Taking this premise, Cleveland weaved a great story that was tough to put down. She started with an Epigraph that hooked me. It brought up the idea of the family and asking what a wife was going to do about the man she loved and the father of her children. Her internal quandry was simple: country or family? "But was it a real family?" was the thought that consistently went through her head. She would do anything for her children and to keep them safe, but did that include turning her husband into the CIA (her employer) as a member of a sleeper cell of Russian spies that have been in the United States for decades.

The questions brought up throughout this book from the first sentence to the very last sentence are common in spy novels, but I had never really seen the hook brought in to connect it to a marriage, too. Cleveland did this and how she did it with flashbacks that connect directly to the current timeline was perfect. The protagonsit, Vivian, went through her whole life with her husband and now things that seemed innocuous were seen through the lens of him being a Russian sleeper agent.

Was the "chance" meeting of him bumping into her on the street as she moved into her apartment before her first day at the CIA a coincidence as she thought, or was she targeted by the Russian government as a young agent in the CIA?

Was the proposal at the airport meant to distract her from seeing his family which didn't really exist since they were also Russian spies, or was it romantic to have flight plans changed from Seattle to Hawaii for a surprise proposal?

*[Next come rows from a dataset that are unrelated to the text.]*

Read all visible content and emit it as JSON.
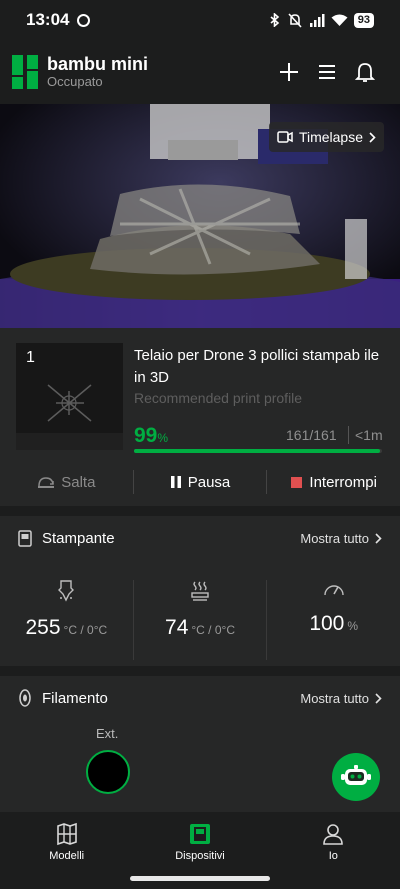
{
  "status": {
    "time": "13:04",
    "battery": "93"
  },
  "app": {
    "title": "bambu mini",
    "subtitle": "Occupato"
  },
  "camera": {
    "timelapse_label": "Timelapse"
  },
  "job": {
    "plate": "1",
    "title": "Telaio per Drone 3 pollici stampab ile in 3D",
    "profile": "Recommended print profile",
    "percent": "99",
    "percent_unit": "%",
    "progress_fraction": 0.99,
    "layers": "161/161",
    "time": "<1m",
    "skip_label": "Salta",
    "pause_label": "Pausa",
    "stop_label": "Interrompi"
  },
  "printer": {
    "title": "Stampante",
    "more": "Mostra tutto",
    "nozzle_temp": "255",
    "nozzle_unit": "°C / 0°C",
    "bed_temp": "74",
    "bed_unit": "°C / 0°C",
    "fan": "100",
    "fan_unit": "%"
  },
  "filament": {
    "title": "Filamento",
    "more": "Mostra tutto",
    "ext_label": "Ext."
  },
  "nav": {
    "models": "Modelli",
    "devices": "Dispositivi",
    "me": "Io"
  },
  "colors": {
    "accent": "#00ae42",
    "stop": "#e05050",
    "bg": "#1c1d1d",
    "card": "#262727"
  },
  "icons": [
    "bluetooth-icon",
    "mute-icon",
    "signal-icon",
    "wifi-icon",
    "add-icon",
    "menu-icon",
    "bell-icon",
    "camera-icon",
    "skip-icon",
    "pause-icon",
    "stop-icon",
    "printer-icon",
    "nozzle-icon",
    "heatbed-icon",
    "fan-icon",
    "filament-icon",
    "robot-icon",
    "models-icon",
    "devices-icon",
    "user-icon"
  ]
}
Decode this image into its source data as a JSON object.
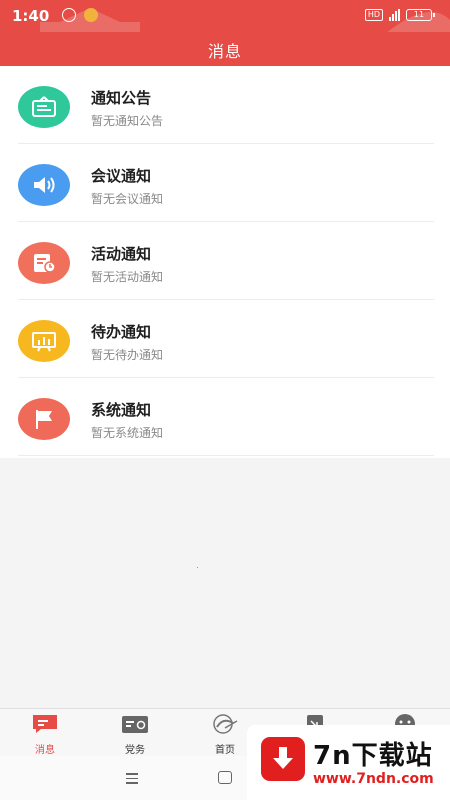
{
  "status_bar": {
    "time": "1:40",
    "network": "4G",
    "hd": "HD",
    "battery": "11"
  },
  "header": {
    "title": "消息"
  },
  "notifications": [
    {
      "title": "通知公告",
      "subtitle": "暂无通知公告",
      "icon": "notice-board-icon",
      "color": "#2ec89b"
    },
    {
      "title": "会议通知",
      "subtitle": "暂无会议通知",
      "icon": "speaker-icon",
      "color": "#4a9cf1"
    },
    {
      "title": "活动通知",
      "subtitle": "暂无活动通知",
      "icon": "calendar-clock-icon",
      "color": "#f0705c"
    },
    {
      "title": "待办通知",
      "subtitle": "暂无待办通知",
      "icon": "chart-board-icon",
      "color": "#f7b71f"
    },
    {
      "title": "系统通知",
      "subtitle": "暂无系统通知",
      "icon": "flag-icon",
      "color": "#ef6a58"
    }
  ],
  "tabs": [
    {
      "label": "消息",
      "icon": "message-icon",
      "active": true
    },
    {
      "label": "党务",
      "icon": "party-affairs-icon",
      "active": false
    },
    {
      "label": "首页",
      "icon": "home-logo-icon",
      "active": false
    },
    {
      "label": "",
      "icon": "document-icon",
      "active": false
    },
    {
      "label": "",
      "icon": "profile-icon",
      "active": false
    }
  ],
  "watermark": {
    "title": "7n下载站",
    "url": "www.7ndn.com"
  },
  "colors": {
    "accent": "#e64b45",
    "text_primary": "#1f1f1f",
    "text_secondary": "#8a8a8a"
  }
}
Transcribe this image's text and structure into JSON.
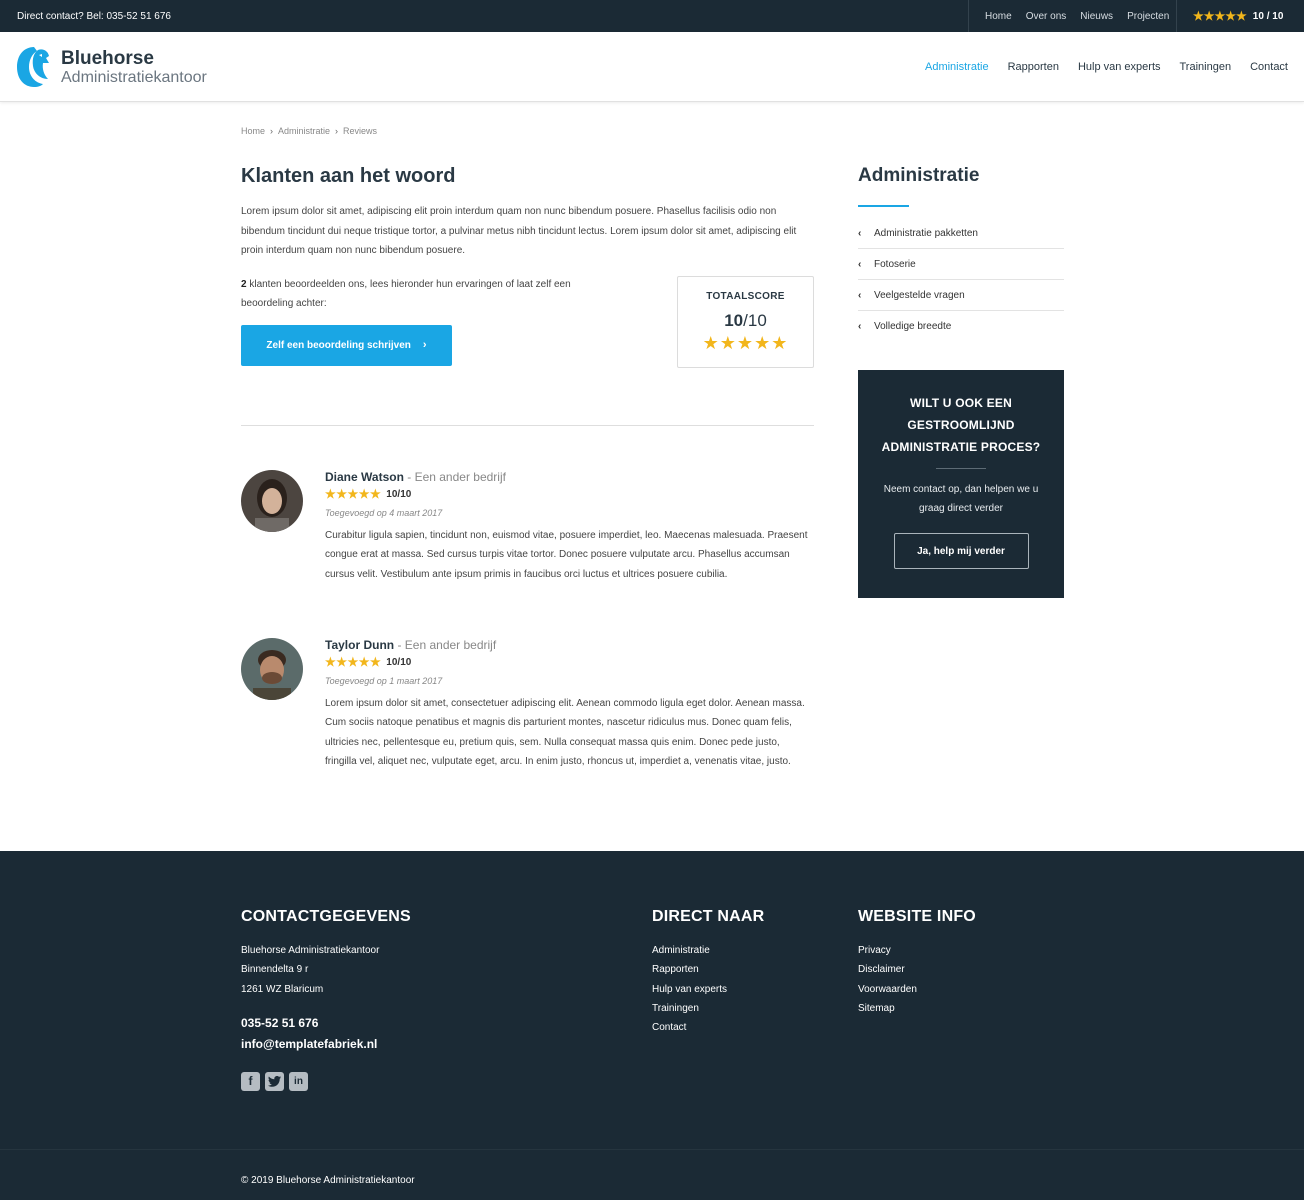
{
  "topbar": {
    "contact": "Direct contact? Bel: 035-52 51 676",
    "links": [
      "Home",
      "Over ons",
      "Nieuws",
      "Projecten"
    ],
    "rating_stars": "★★★★★",
    "rating_value": "10 / 10"
  },
  "header": {
    "logo_name": "Bluehorse",
    "logo_sub": "Administratiekantoor",
    "nav": [
      "Administratie",
      "Rapporten",
      "Hulp van experts",
      "Trainingen",
      "Contact"
    ],
    "active_nav": "Administratie"
  },
  "breadcrumb": [
    "Home",
    "Administratie",
    "Reviews"
  ],
  "main": {
    "title": "Klanten aan het woord",
    "intro": "Lorem ipsum dolor sit amet, adipiscing elit proin interdum quam non nunc bibendum posuere. Phasellus facilisis odio non bibendum tincidunt dui neque tristique tortor, a pulvinar metus nibh tincidunt lectus. Lorem ipsum dolor sit amet, adipiscing elit proin interdum quam non nunc bibendum posuere.",
    "count": "2",
    "count_text": " klanten beoordeelden ons, lees hieronder hun ervaringen of laat zelf een beoordeling achter:",
    "write_button": "Zelf een beoordeling schrijven",
    "score": {
      "label": "TOTAALSCORE",
      "value": "10",
      "max": "/10",
      "stars": "★★★★★",
      "rating": 10
    }
  },
  "reviews": [
    {
      "name": "Diane Watson",
      "company": " - Een ander bedrijf",
      "stars": "★★★★★",
      "rating": "10/10",
      "date": "Toegevoegd op 4 maart 2017",
      "text": "Curabitur ligula sapien, tincidunt non, euismod vitae, posuere imperdiet, leo. Maecenas malesuada. Praesent congue erat at massa. Sed cursus turpis vitae tortor. Donec posuere vulputate arcu. Phasellus accumsan cursus velit. Vestibulum ante ipsum primis in faucibus orci luctus et ultrices posuere cubilia."
    },
    {
      "name": "Taylor Dunn",
      "company": " - Een ander bedrijf",
      "stars": "★★★★★",
      "rating": "10/10",
      "date": "Toegevoegd op 1 maart 2017",
      "text": "Lorem ipsum dolor sit amet, consectetuer adipiscing elit. Aenean commodo ligula eget dolor. Aenean massa. Cum sociis natoque penatibus et magnis dis parturient montes, nascetur ridiculus mus. Donec quam felis, ultricies nec, pellentesque eu, pretium quis, sem. Nulla consequat massa quis enim. Donec pede justo, fringilla vel, aliquet nec, vulputate eget, arcu. In enim justo, rhoncus ut, imperdiet a, venenatis vitae, justo."
    }
  ],
  "sidebar": {
    "title": "Administratie",
    "items": [
      "Administratie pakketten",
      "Fotoserie",
      "Veelgestelde vragen",
      "Volledige breedte"
    ]
  },
  "cta": {
    "title_lines": [
      "WILT U OOK EEN",
      "GESTROOMLIJND",
      "ADMINISTRATIE PROCES?"
    ],
    "text_lines": [
      "Neem contact op, dan helpen we u",
      "graag direct verder"
    ],
    "button": "Ja, help mij verder"
  },
  "footer": {
    "contact": {
      "title": "CONTACTGEGEVENS",
      "company": "Bluehorse Administratiekantoor",
      "street": "Binnendelta 9 r",
      "city": "1261 WZ Blaricum",
      "phone": "035-52 51 676",
      "email": "info@templatefabriek.nl",
      "socials": [
        "facebook-icon",
        "twitter-icon",
        "linkedin-icon"
      ]
    },
    "direct": {
      "title": "DIRECT NAAR",
      "links": [
        "Administratie",
        "Rapporten",
        "Hulp van experts",
        "Trainingen",
        "Contact"
      ]
    },
    "info": {
      "title": "WEBSITE INFO",
      "links": [
        "Privacy",
        "Disclaimer",
        "Voorwaarden",
        "Sitemap"
      ]
    },
    "copyright": "© 2019 Bluehorse Administratiekantoor"
  },
  "colors": {
    "dark": "#1b2a35",
    "accent": "#1aa6e4",
    "star": "#f2b61c"
  }
}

Was her husband's pushing of her to get onto the Russian account something he had to do to get more information from her, or was it a husband that wanted his wife to excel in her career?

Was her husband's continued pushing to state that she should not take time off to stay with the kids a a husband worried about the money they needed to pay for everything, or was it a Russian spy that didn't want her to leave the CIA and the Russian account?

All of these decisions when looked back now changed how Vivian looked at Matt, but one thing she could never deny was her husband's love of their children. And how he would do everything in his power to make sure they were always safe. But given all of this she continually questioned if that was the case. Was he a Russian spy first, or was he a father?

While to me, the personal story here carried the novel, the integrated spy craft was also very well done. It allowed the personal drama to correctly carry the story while not overwhelming it.